Deputado estadual Plauto Miró (União Brasil). Foto: ALEP

“Esse novo partido está um lixo. Uma vergonha esses dirigentes que pousam de bonzinhos, de defensor do dinheiro público, posam como moralistas e estão fazendo isso com o fundo partidário desse partido. Eu não vou fazer uso de dinheiro, não vou ficar na mão desses pilantras que dirigem esse partido”, acusa o deputado Plauto Miró, que está em seu 8º mandato na Alep. (assista vídeo na íntegra abaixo).

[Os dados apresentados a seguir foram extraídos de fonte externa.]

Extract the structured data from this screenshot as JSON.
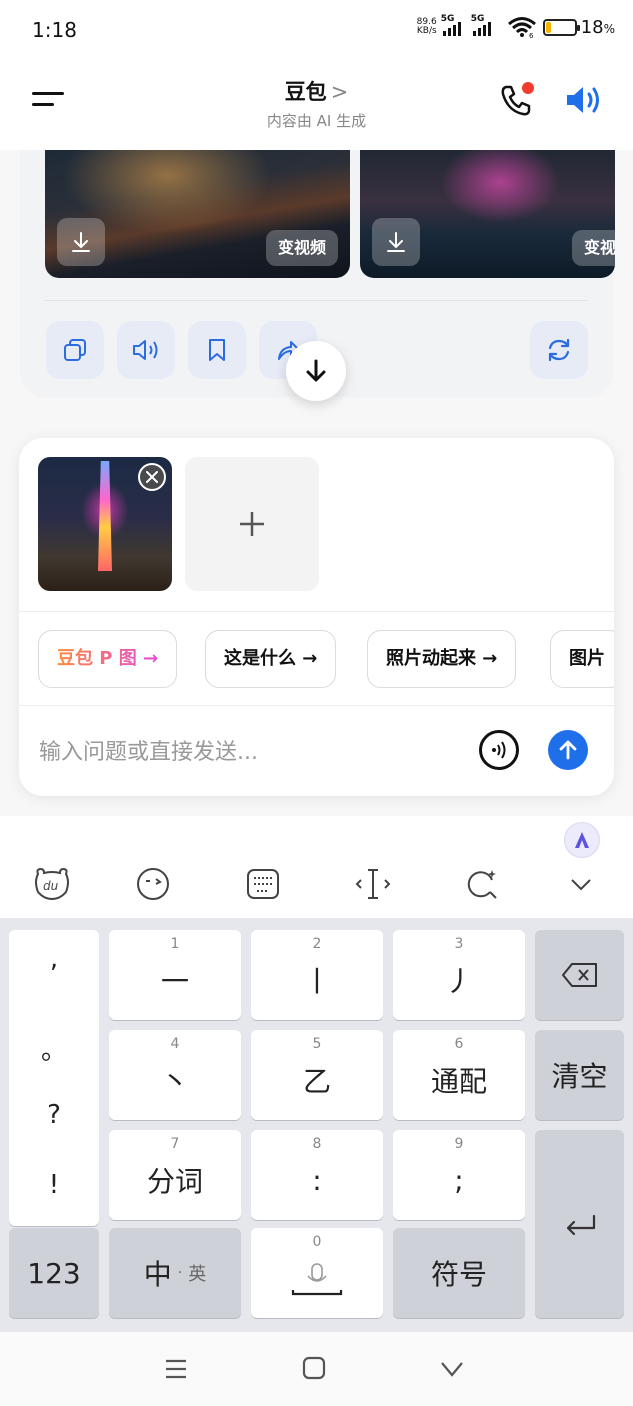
{
  "status_bar": {
    "time": "1:18",
    "net_speed_value": "89.6",
    "net_speed_unit": "KB/s",
    "signal1_label": "5G",
    "signal2_label": "5G",
    "wifi_badge": "6",
    "battery_percent": "18",
    "battery_unit": "%",
    "battery_level": 0.18
  },
  "header": {
    "title": "豆包",
    "title_chevron": ">",
    "subtitle": "内容由 AI 生成"
  },
  "message_card": {
    "images": [
      {
        "video_button": "变视频"
      },
      {
        "video_button": "变视"
      }
    ],
    "actions": [
      "copy-icon",
      "read-aloud-icon",
      "bookmark-icon",
      "share-icon",
      "regenerate-icon"
    ]
  },
  "composer": {
    "suggestions": [
      {
        "label": "豆包 P 图 →"
      },
      {
        "label": "这是什么 →"
      },
      {
        "label": "照片动起来 →"
      },
      {
        "label": "图片"
      }
    ],
    "placeholder": "输入问题或直接发送..."
  },
  "keyboard": {
    "punctuation": [
      ",",
      "。",
      "?",
      "!"
    ],
    "keys": [
      {
        "num": "1",
        "main": "一"
      },
      {
        "num": "2",
        "main": "丨"
      },
      {
        "num": "3",
        "main": "丿"
      },
      {
        "num": "4",
        "main": "丶"
      },
      {
        "num": "5",
        "main": "乙"
      },
      {
        "num": "6",
        "main": "通配"
      },
      {
        "num": "7",
        "main": "分词"
      },
      {
        "num": "8",
        "main": ":"
      },
      {
        "num": "9",
        "main": ";"
      },
      {
        "num": "0",
        "main": ""
      }
    ],
    "clear": "清空",
    "numbers": "123",
    "lang_main": "中",
    "lang_sep": "·",
    "lang_alt": "英",
    "symbols": "符号"
  },
  "colors": {
    "accent": "#1f6feb",
    "notification": "#f33a2f",
    "key_gray": "#cfd1d8"
  }
}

Pelo que tudo indica, as acusações de Miró são contra os Francischinis, que integram a sigla. O presidente do União Brasil Paraná é o deputado federal e candidato à reeleição, Felipe Francischini. Ele é filho do inelegível Fernando Francischini, que teve seu mandato como deputado estadual cassado por propagar desinformação contra a urna eletrônica. Ainda, a família conta com a vereadora Flávia Francischini, esposa de Fernando, que também é filiada ao União Brasil, e candidata a uma vaga na Alep.

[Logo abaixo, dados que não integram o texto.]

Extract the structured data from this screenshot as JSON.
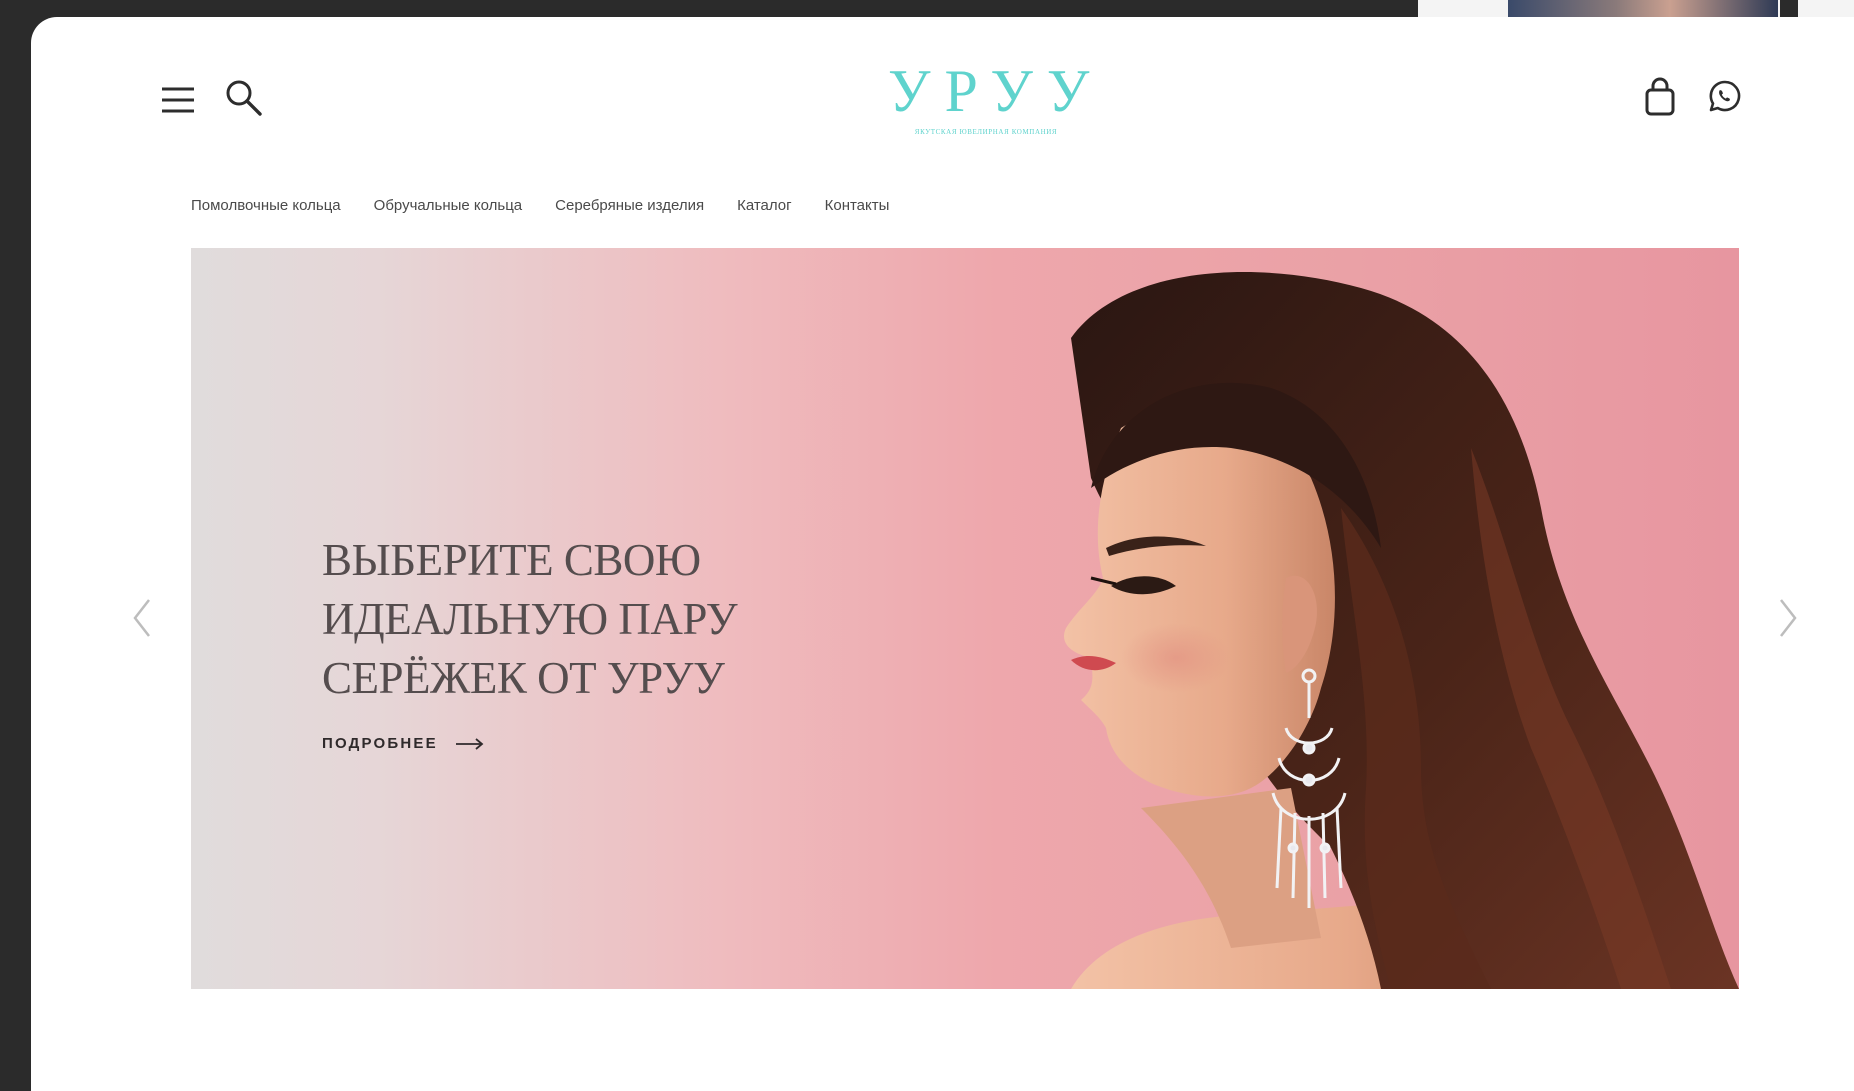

A declaração de Miró rendeu pouco menos de quatro minutos, na sessão da última segunda-feira (5). “Esse fundo partidário virou uma grande sacanagem no Brasil. Virou uma negociata que acontece entre os dirigentes e seus filiados. Nosso (partido) está um lixo, muito mal dirigido. Só interesse próprio. Dinheiro vai para um lugar, tem uma nota de um advogado, não sei por que tão grande, dizem que volta para seus dirigentes. Tem nota para contador, aí você é obrigado a pegar uma produtora e pagar. É por isso que vou deixar registrado que não vou fazer parte dessa ‘p’ três pontinhos que está acontecendo em nosso partido”, declarou.

Mudança

Miró iniciou na política filiado ao extinto Partido da Frente Liberal (PFL), depois seguiu para o Democratas (DEM). Em uma decisão recente, autorizada pelo Tribunal Superior Eleitoral (TSE), o DEM se funde com o Partido Social Liberal (PSL) para formar o União Brasil (UNIÃO).

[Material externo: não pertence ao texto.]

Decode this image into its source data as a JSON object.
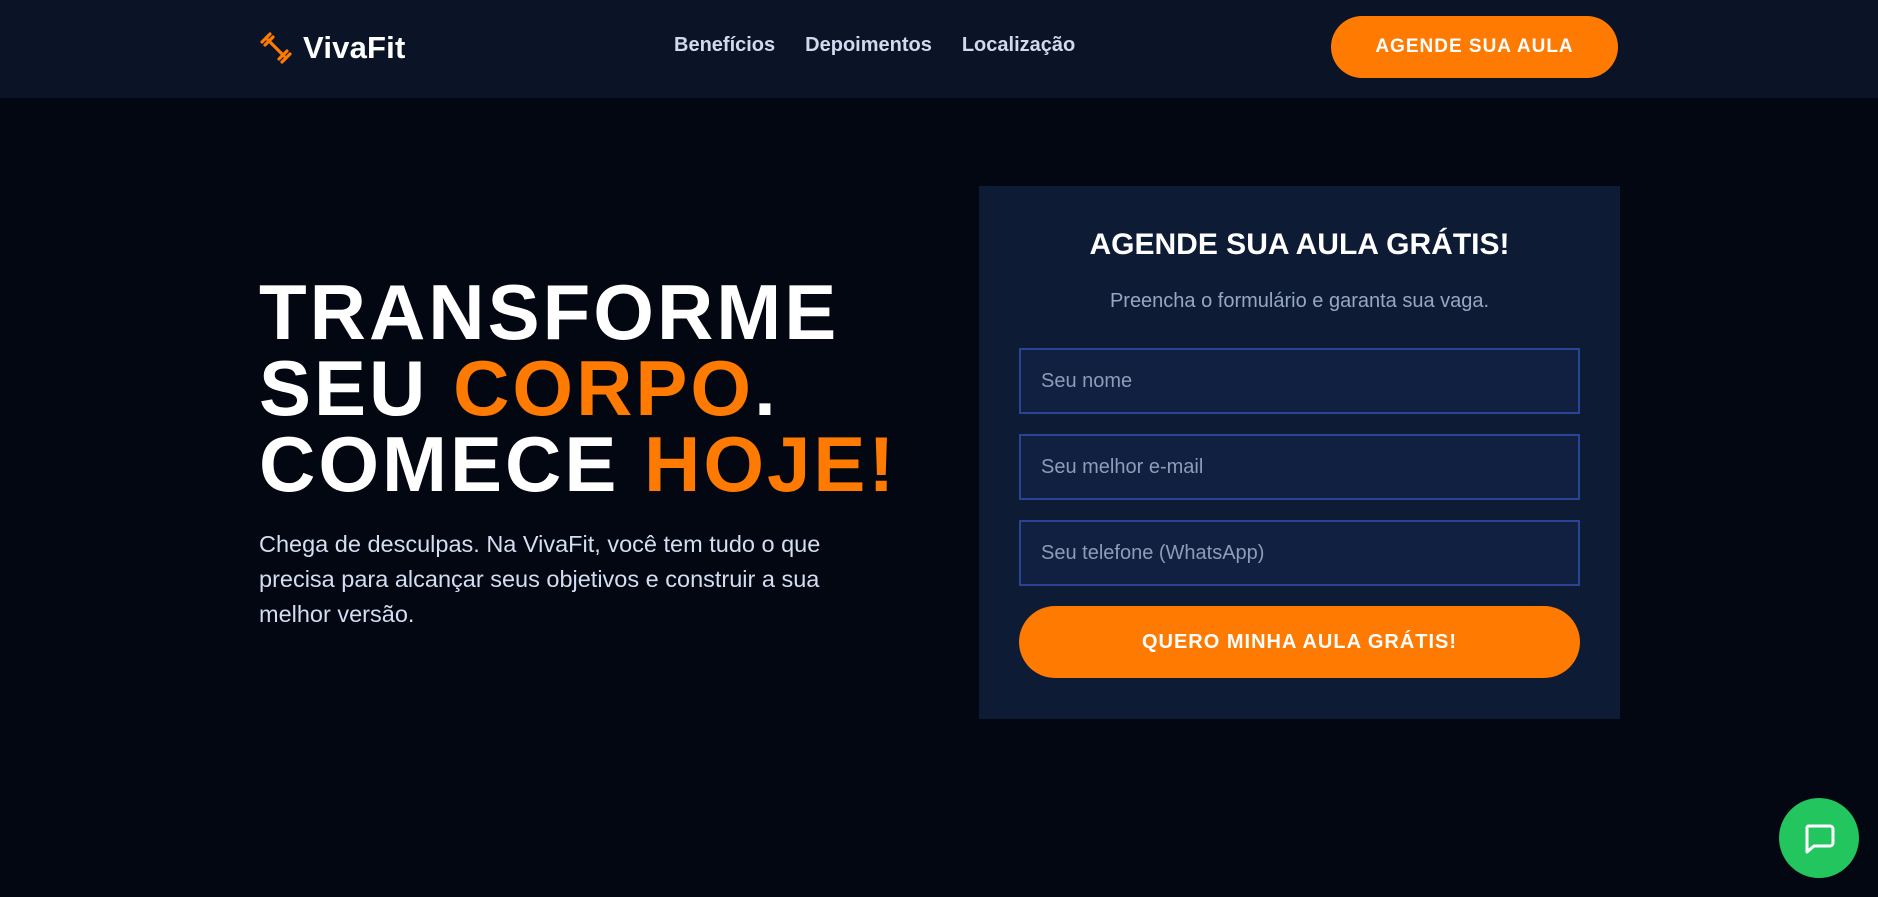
{
  "brand": {
    "name": "VivaFit",
    "icon": "dumbbell-icon",
    "accent_color": "#ff7a00"
  },
  "nav": {
    "links": [
      "Benefícios",
      "Depoimentos",
      "Localização"
    ],
    "cta_label": "AGENDE SUA AULA"
  },
  "hero": {
    "line1": "TRANSFORME",
    "line2_prefix": "SEU ",
    "line2_accent": "CORPO",
    "line2_suffix": ".",
    "line3_prefix": "COMECE ",
    "line3_accent": "HOJE!",
    "description": "Chega de desculpas. Na VivaFit, você tem tudo o que precisa para alcançar seus objetivos e construir a sua melhor versão."
  },
  "form": {
    "title": "AGENDE SUA AULA GRÁTIS!",
    "subtitle": "Preencha o formulário e garanta sua vaga.",
    "name_placeholder": "Seu nome",
    "email_placeholder": "Seu melhor e-mail",
    "phone_placeholder": "Seu telefone (WhatsApp)",
    "submit_label": "QUERO MINHA AULA GRÁTIS!"
  },
  "chat": {
    "icon": "chat-bubble-icon",
    "color": "#22c55e"
  }
}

“Acabei ficando, infelizmente, em um partido que é dirigido por uma família que bem faz o que quer com a sigla partidária. Não escutam ninguém. (…) Vejo outros partidos que dialogam com seus filiados, candidatos. Mas o nosso (partido) ficou um lixo, muito mal dirigido. Só interesse próprio. (…) Poderia ter ido para um partido decente, que fazem uma política direita, com diálogo. Mas agora tô aqui em um partido ‘passa 1 milhão pra aquele, mais 1 milhão para outro”, finaliza.

Valores

O fundo eleitoral destinado ao União Brasil (União), sigla resultante da fusão do Democratas (DEM) com o Partido Social Liberal (PSL), é de R$ 776,5 milhões.

Segundo o TSE, é o partido que tem direito ao maior volume de dinheiro proveniente do fundo eleitoral, o equivalente a 15,77% do total do fundo eleitoral.

Outro lado

O Portal Nosso Dia entrou em contato com a assessoria de comunicação do presidente do partido União Brasil Paraná, Felipe Francischini, sobre as acusações do deputado estadual Plauto Miró e ainda não obteve retorno.